Not a gamer and only recently diving into mobile, I don't know the history of either #PSvita or #FirefoxOS
But I like open platforms and it seemed that FirefoxOS webapps offered the most open app environment possible. It seemed to me at the time that Mozilla lost their nerve and decided to pitch to India and not US or EU.
Mozilla has such a long and forked history that I felt like I was riding a roller coaster. I remember Mozilla and Mosaic since NCSA Mosaic at University of Illinois at Urbana–Champaign in 1993.
Mozilla has a several decade history of in-fighting, forking, and self-sabotage.
NCSA Mosaic on a DEC Alpha running Windows NT 3.5 was my first experience in the early 90s, followed by Netscape Navigator, Mozilla, Firefox, ...
And now it's dozens of Chromium as the masters of the universe, already suffering from the same history, feature creep, and bloat as the browsers that came before.
Do we need 1.2GB updates to Windows or Mac OS? Do we need annual updates to Google Docs or Word?
#Enshittification keeps people employed, even if it means your 4Ghz new hotness with RTX 4080 runs like a lukewarm turd in 5 years so it can boot Windows 2028 or Mac OS X 18.
Modern datacenters, Virtual Machines, and Kubernetes are just as much to blame.
From Sun Microsystems and Oracle insisting "The Network is the Computer" three decades ago to turning all of northern Virginia into datacenters so we can host Kubernetes and AI/ML.
#Enshittification isn't limited to consumer electronics, it also applies to macro-scale computing and datacenters.
Because if one has an accident with no withnesses or other traffic coming for minutes if not hours, chances are it's some rural road with no #GSM (or #3G / #4G / #5G reception at all...
@tayledras@noiq And yes, I think a lot of that stuff is extremely #bloated because if we need #Virtualization for seperation, there are many other options ranging from #BSD#jails to user privilegues usually [#Apache2 / #httpd runs as daemon/service under it's own user with near-zero privilegues!] and even #VMs can be done with #QEMU / #KVM more elegantly...
Seperating #Compute and #Storage does make sense - but only for medium to big businesses with their own Systems.
@tayledras@noiq Also I think that a lot of these have diminshing returns because once you can snapshot instanty, backup, restore, transfer and duplicate a VM you basically abstracted everything that's worth abstracting.
And I seriously doubt that things like #OSv really bring any advantage to the table, as they are a #VM-only OS and not like a #Linux distro with solid #LongTermSupport or something else that makes it worth the effort...
Decent video by The Hated One, but a little dated.
Hated One argues that Microsoft Azure is the only real competition to Amazon Web Services (AWS).

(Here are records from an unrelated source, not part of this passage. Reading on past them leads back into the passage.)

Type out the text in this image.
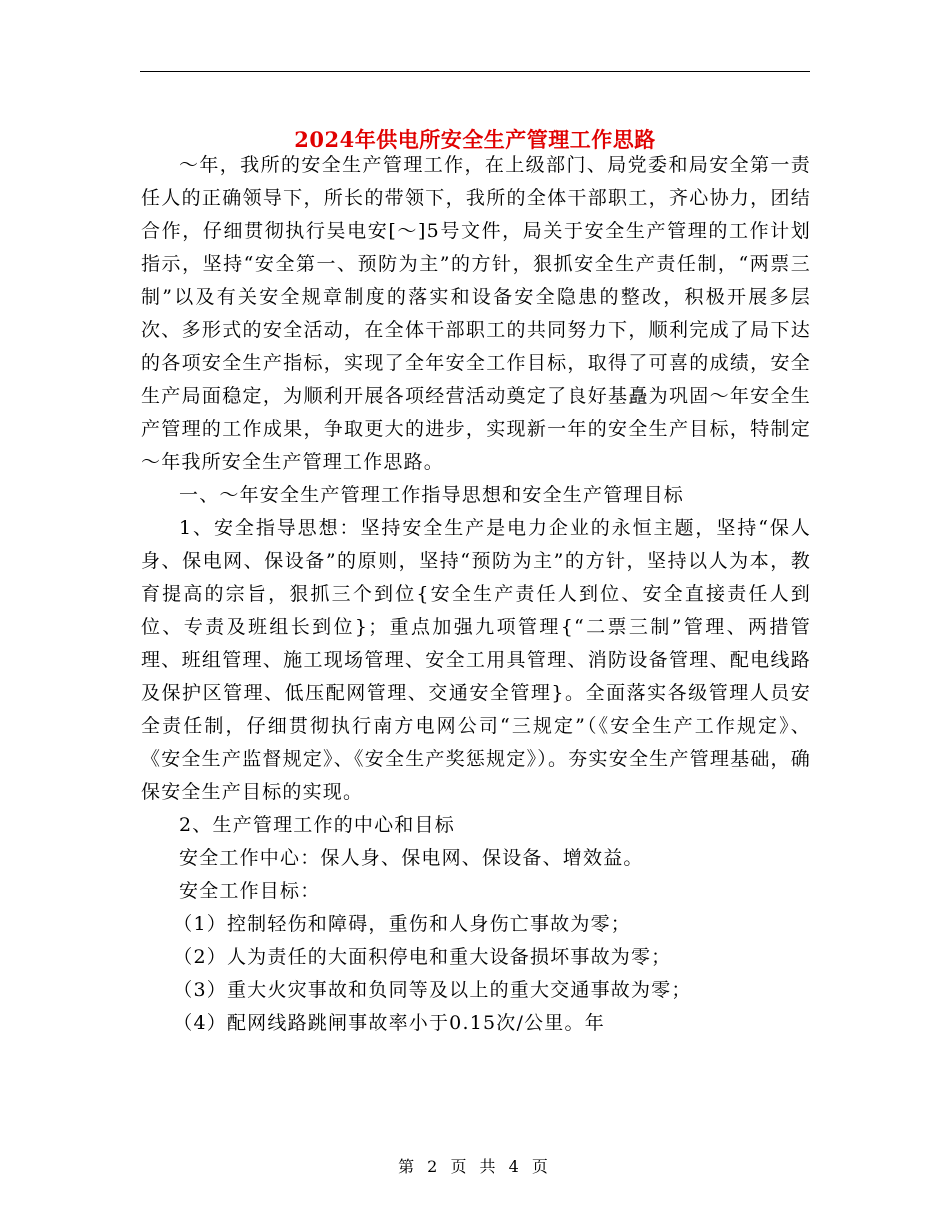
2024年供电所安全生产管理工作思路

～年，我所的安全生产管理工作，在上级部门、局党委和局安全第一责任人的正确领导下，所长的带领下，我所的全体干部职工，齐心协力，团结合作，仔细贯彻执行吴电安[～]5号文件，局关于安全生产管理的工作计划指示，坚持“安全第一、预防为主”的方针，狠抓安全生产责任制，“两票三制”以及有关安全规章制度的落实和设备安全隐患的整改，积极开展多层次、多形式的安全活动，在全体干部职工的共同努力下，顺利完成了局下达的各项安全生产指标，实现了全年安全工作目标，取得了可喜的成绩，安全生产局面稳定，为顺利开展各项经营活动奠定了良好基矗为巩固～年安全生产管理的工作成果，争取更大的进步，实现新一年的安全生产目标，特制定～年我所安全生产管理工作思路。

一、～年安全生产管理工作指导思想和安全生产管理目标

1、安全指导思想：坚持安全生产是电力企业的永恒主题，坚持“保人身、保电网、保设备”的原则，坚持“预防为主”的方针，坚持以人为本，教育提高的宗旨，狠抓三个到位{安全生产责任人到位、安全直接责任人到位、专责及班组长到位}；重点加强九项管理{“二票三制”管理、两措管理、班组管理、施工现场管理、安全工用具管理、消防设备管理、配电线路及保护区管理、低压配网管理、交通安全管理}。全面落实各级管理人员安全责任制，仔细贯彻执行南方电网公司“三规定”（《安全生产工作规定》、《安全生产监督规定》、《安全生产奖惩规定》）。夯实安全生产管理基础，确保安全生产目标的实现。

2、生产管理工作的中心和目标

安全工作中心：保人身、保电网、保设备、增效益。

安全工作目标：

（1）控制轻伤和障碍，重伤和人身伤亡事故为零；

（2）人为责任的大面积停电和重大设备损坏事故为零；

（3）重大火灾事故和负同等及以上的重大交通事故为零；

（4）配网线路跳闸事故率小于0.15次/公里。年

第 2 页 共 4 页
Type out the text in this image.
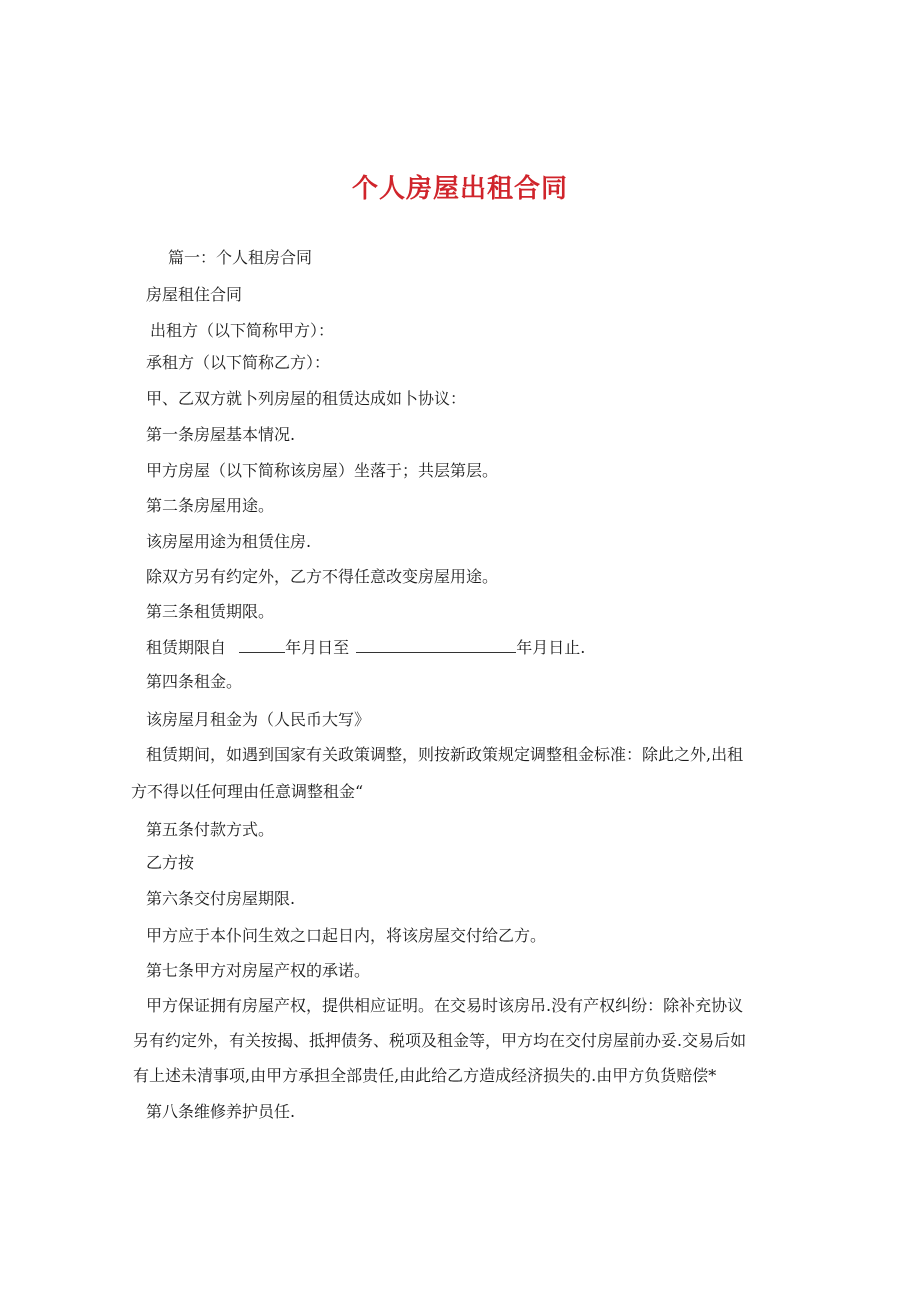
个人房屋出租合同

篇一：个人租房合同

房屋租住合同

出租方（以下简称甲方）：

承租方（以下简称乙方）：

甲、乙双方就卜列房屋的租赁达成如卜协议：

第一条房屋基本情况.

甲方房屋（以下简称该房屋）坐落于；共层第层。

第二条房屋用途。

该房屋用途为租赁住房.

除双方另有约定外，乙方不得任意改变房屋用途。

第三条租赁期限。

租赁期限自	年月日至	年月日止.

第四条租金。

该房屋月租金为（人民币大写》

租赁期间，如遇到国家有关政策调整，则按新政策规定调整租金标准：除此之外,出租

方不得以任何理由任意调整租金“

第五条付款方式。

乙方按

第六条交付房屋期限.

甲方应于本仆问生效之口起日内，将该房屋交付给乙方。

第七条甲方对房屋产权的承诺。

甲方保证拥有房屋产权，提供相应证明。在交易时该房吊.没有产权纠纷：除补充协议

另有约定外，有关按揭、抵押债务、税项及租金等，甲方均在交付房屋前办妥.交易后如

有上述未清事项,由甲方承担全部贵任,由此给乙方造成经济损失的.由甲方负货赔偿*

第八条维修养护员任.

I'd disagree. Google is holding their own with Google Cloud Platform (GCP) which I'd contend is equal in size and internet share to Azure.

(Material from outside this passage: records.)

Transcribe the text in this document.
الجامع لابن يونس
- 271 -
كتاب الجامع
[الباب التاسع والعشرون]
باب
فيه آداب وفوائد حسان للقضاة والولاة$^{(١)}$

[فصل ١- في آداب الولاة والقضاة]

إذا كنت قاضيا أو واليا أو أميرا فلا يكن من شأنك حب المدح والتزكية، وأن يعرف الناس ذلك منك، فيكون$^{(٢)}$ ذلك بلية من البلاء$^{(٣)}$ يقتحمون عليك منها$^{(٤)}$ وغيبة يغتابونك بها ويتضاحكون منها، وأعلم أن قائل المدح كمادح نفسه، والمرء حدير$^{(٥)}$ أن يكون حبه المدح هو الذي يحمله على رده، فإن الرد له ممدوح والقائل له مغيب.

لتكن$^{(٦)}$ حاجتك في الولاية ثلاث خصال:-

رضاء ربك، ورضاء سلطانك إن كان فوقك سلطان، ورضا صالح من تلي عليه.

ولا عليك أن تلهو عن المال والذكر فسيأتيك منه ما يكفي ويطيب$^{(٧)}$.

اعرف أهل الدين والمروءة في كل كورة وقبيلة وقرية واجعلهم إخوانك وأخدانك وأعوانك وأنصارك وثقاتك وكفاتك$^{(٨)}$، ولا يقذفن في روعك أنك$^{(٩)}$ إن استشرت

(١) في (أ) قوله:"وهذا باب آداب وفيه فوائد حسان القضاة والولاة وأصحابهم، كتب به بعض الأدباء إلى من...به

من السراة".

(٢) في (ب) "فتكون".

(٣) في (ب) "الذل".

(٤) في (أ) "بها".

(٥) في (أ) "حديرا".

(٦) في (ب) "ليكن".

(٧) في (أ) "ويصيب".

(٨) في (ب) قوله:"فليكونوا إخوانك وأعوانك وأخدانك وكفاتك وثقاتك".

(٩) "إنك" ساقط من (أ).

All else was true. Amazon does used third-party sellers for data analysis, trends, and to poach product sales of high-demand items. Amazon also did undercut Lasership and last-mile shippers.
That doesn't mean others are less bad - I'd also not trust #AlibabaCloud for that matter and I'd even be wary about #OVH tho not because they're bad but because France has some legal issues that I want to avoid entirely.
Given how poorly PII is protected in the US, I'd rather see OVH than AWS or GCP.
GDPR is still an excellent testament and protection of privacy rights than what the US will ever agree to. Some American companies still avoid EU expansion because they want to avoid GDPR compliance.
I'm still curious about AlibabaCloud and how in-bed they are with the Chinese government. Any more or less so than AWS, Microsoft, and Google with the US government?
@tayledras@noiq As a matter of fact, I did help a fmr. client/employer to move their #Servers and #VMs inhouse again amidst escalating costs...
Turns our it's cheaper to invest 8 digits once to reduce the hosting bills from 6 to 4 digits espechally since they ain't having short-term & highly fluctuating loads that justify the cost.
I mean, I know cases where that does apply and in these cases it's worth paying €€€€ to do #livestreaming on a #CDN like #dacast / #Akamai, but that's an exception.
@noiq Personally, I think that #FirefoxOS was good per very concept.
It just so happened that @mozilla really #kneecapped it for no good reason.
People like @fuchsiii would've loved to #develop for it, but since she - and everyone else I alredy knew back then - couldn't get one officially ( or only through #scalpers and #importers that at best overcharged for the device and most likely shoved some #malware on it like it's commonplace with #ChinaImports of #Android-Devices [ask me how I know]).